À la lumière de ce qui précède, je questionne de plus en plus la sagesse de la décision que j'ai prise l'an dernier de changer mon plan initial quant à mes projets de vie. Pourquoi voudrais-je garder un pied à terre ici ? À quoi cela servirait-il ? Qu'est-ce que ça me donnerait de continuer à chercher une occasion idéale si difficile à trouver, tout en m'obligeant en attendant à continuer à vivre dans un environnement dans lequel je me sens prisonnier et je n'arrive plus à m'épanouir ? Qu'est-ce qui me retient ici ? Mon frère et ma soeur ? Peu importe où je me retrouverais, je ne les verrais probablement pas moins souvent qu'actuellement. La collègue avec qui je m'entend si bien ? Voyons les choses en face. Elle m'aime bien, elle apprécie ma compagnie quand nous sommes ensemble, mais elle m'oublie aussitôt qu'elle rentre chez elle pour se blottir dans les bras de son conjoint. Même ses animaux de compagnie comptent plus à ses yeux que moi. Copine ? Elle m'oubliera vite. Contrairement à moi, elle est littéralement entourée de dizaines (et je n'exagère même pas) de personnes qui l'apprécient et recherchent sa compagnie.
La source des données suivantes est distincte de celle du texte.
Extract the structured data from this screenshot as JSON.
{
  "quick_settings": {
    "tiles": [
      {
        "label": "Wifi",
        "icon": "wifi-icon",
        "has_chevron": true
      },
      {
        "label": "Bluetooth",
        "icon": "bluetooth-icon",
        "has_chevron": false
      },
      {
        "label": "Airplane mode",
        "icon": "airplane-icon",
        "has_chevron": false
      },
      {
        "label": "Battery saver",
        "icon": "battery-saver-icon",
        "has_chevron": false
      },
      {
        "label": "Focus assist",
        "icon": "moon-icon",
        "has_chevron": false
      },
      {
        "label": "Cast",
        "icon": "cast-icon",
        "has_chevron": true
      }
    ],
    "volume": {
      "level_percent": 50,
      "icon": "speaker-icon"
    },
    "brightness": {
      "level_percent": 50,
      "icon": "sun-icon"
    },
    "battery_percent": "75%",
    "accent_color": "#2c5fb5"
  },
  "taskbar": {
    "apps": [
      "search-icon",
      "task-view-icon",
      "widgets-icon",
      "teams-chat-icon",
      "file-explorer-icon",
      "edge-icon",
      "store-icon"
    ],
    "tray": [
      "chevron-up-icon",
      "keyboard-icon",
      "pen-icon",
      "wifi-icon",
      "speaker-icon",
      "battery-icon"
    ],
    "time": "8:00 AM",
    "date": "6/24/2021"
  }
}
Et puis rien ne nous empêchera de garder contact, peu importe où je me trouverai. Et que dire de Lola, ma très chère Lola, la seule et unique clé dans l'engrenage parfaitement huilé de ma déprime ? Et bien nous sommes déjà loin l'un de l'autre de toute façon. Le fait de me retrouver à l'autre bout du monde ne changera pas grand chose à ce qu'est notre relation actuelle.

Et de grâce, ne vous en faites pas trop pour le ton et le contenu du billet de ce soir. Mon état d'esprit actuel est l'effet combiné de ce qui est arrivé à mon père, de la météo déprimante, et de ce mal de tête lancinant dont je suis affligé depuis ce matin. Ça ira sûrement mieux dans quelques jours. Ou quelques semaines... ou éventuellement.